I shoot fireworks every year - here's the magic recepie....
1. Tripod and cable release. This is really super important. If you don't have a cable, you can just press the button, but they won't be sharp. Or use the self timer in the shortest duration, but you wont' have any control over when to open or close the shutter.
2. ISO 100 is fine, the higher ISO you go, the more noise you'll have in the sky, but the more you'll pick up background glows also, which can be cool.
3. Start around f/ 5.6 (manual mode of course, manual Fstop, and Bulb shutter)
4. MANUAL focus your lens to infinity, then back it off just a hair. Most lenses will actually focus past infinity a bit leaving your shots out of focus. You can test this in daylight - focus on something really far away, then look at your scale and see how close to the focus stop it actually is. Try to manually set it right there during the main event.
5. Turn on your highlight blink-ey preview. Where the pic blinks the blown out areas. Most people when shooting fireworks will blow them out - white streaks instead of pretty purples and greens. That's the real key - catch the color!
6. Shoot in Raw if you have the card space - more margin for error. If you dial it in, then large HQ jpeg should be fine.
When the action starts.....
7. Shoot a couple, then check your preview. If the streamers are blinking they're blown out - stop down a bit. Look at your histogram. Should have a few touching the right side, but not many.

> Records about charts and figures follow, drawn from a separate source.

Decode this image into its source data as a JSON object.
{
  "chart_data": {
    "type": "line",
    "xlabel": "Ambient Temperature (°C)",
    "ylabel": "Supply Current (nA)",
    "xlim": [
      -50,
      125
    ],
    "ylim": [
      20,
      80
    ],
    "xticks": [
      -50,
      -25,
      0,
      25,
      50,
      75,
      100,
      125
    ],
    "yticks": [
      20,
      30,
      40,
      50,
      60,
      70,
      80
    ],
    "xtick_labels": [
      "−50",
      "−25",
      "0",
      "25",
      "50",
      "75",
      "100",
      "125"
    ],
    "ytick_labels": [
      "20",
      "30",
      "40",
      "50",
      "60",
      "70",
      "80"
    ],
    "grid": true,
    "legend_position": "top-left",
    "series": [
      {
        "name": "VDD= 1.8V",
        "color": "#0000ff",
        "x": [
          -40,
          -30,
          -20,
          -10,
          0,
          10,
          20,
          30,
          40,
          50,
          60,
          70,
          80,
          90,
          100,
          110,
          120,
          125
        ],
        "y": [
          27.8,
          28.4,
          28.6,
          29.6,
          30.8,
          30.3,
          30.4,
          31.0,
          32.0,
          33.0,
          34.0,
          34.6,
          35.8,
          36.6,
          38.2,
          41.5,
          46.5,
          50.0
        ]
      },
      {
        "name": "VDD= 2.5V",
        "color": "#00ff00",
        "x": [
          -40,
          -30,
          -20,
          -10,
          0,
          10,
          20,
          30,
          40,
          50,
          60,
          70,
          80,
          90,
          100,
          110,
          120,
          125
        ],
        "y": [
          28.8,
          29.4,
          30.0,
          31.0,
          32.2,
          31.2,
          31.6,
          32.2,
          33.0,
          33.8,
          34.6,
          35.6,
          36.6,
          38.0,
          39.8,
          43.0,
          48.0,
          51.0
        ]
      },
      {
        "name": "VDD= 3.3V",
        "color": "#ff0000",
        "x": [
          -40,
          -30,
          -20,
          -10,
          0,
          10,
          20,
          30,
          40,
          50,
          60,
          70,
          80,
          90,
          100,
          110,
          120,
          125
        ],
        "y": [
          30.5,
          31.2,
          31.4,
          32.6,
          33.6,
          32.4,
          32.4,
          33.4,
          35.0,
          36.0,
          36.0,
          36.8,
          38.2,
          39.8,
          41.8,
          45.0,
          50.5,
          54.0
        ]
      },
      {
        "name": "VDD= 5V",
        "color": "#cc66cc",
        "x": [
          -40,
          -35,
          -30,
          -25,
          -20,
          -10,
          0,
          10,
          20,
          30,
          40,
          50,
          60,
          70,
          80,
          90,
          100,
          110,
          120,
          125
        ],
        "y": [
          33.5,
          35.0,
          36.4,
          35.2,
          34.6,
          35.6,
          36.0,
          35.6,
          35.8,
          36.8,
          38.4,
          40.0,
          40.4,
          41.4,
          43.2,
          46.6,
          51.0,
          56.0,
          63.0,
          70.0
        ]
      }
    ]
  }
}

8. Dial your ISO up and down to catch the right amount of background glow. The real beauty of fireworks is to catch some of the natural scenery around the fireworks, not just the pops themselves.
Getting good fireworks takes a bit of feness with the camera - try to dial in your settings good as early in the show as possible, then shoot away. Hey, if you blow it, you've got to wait a whole nother year!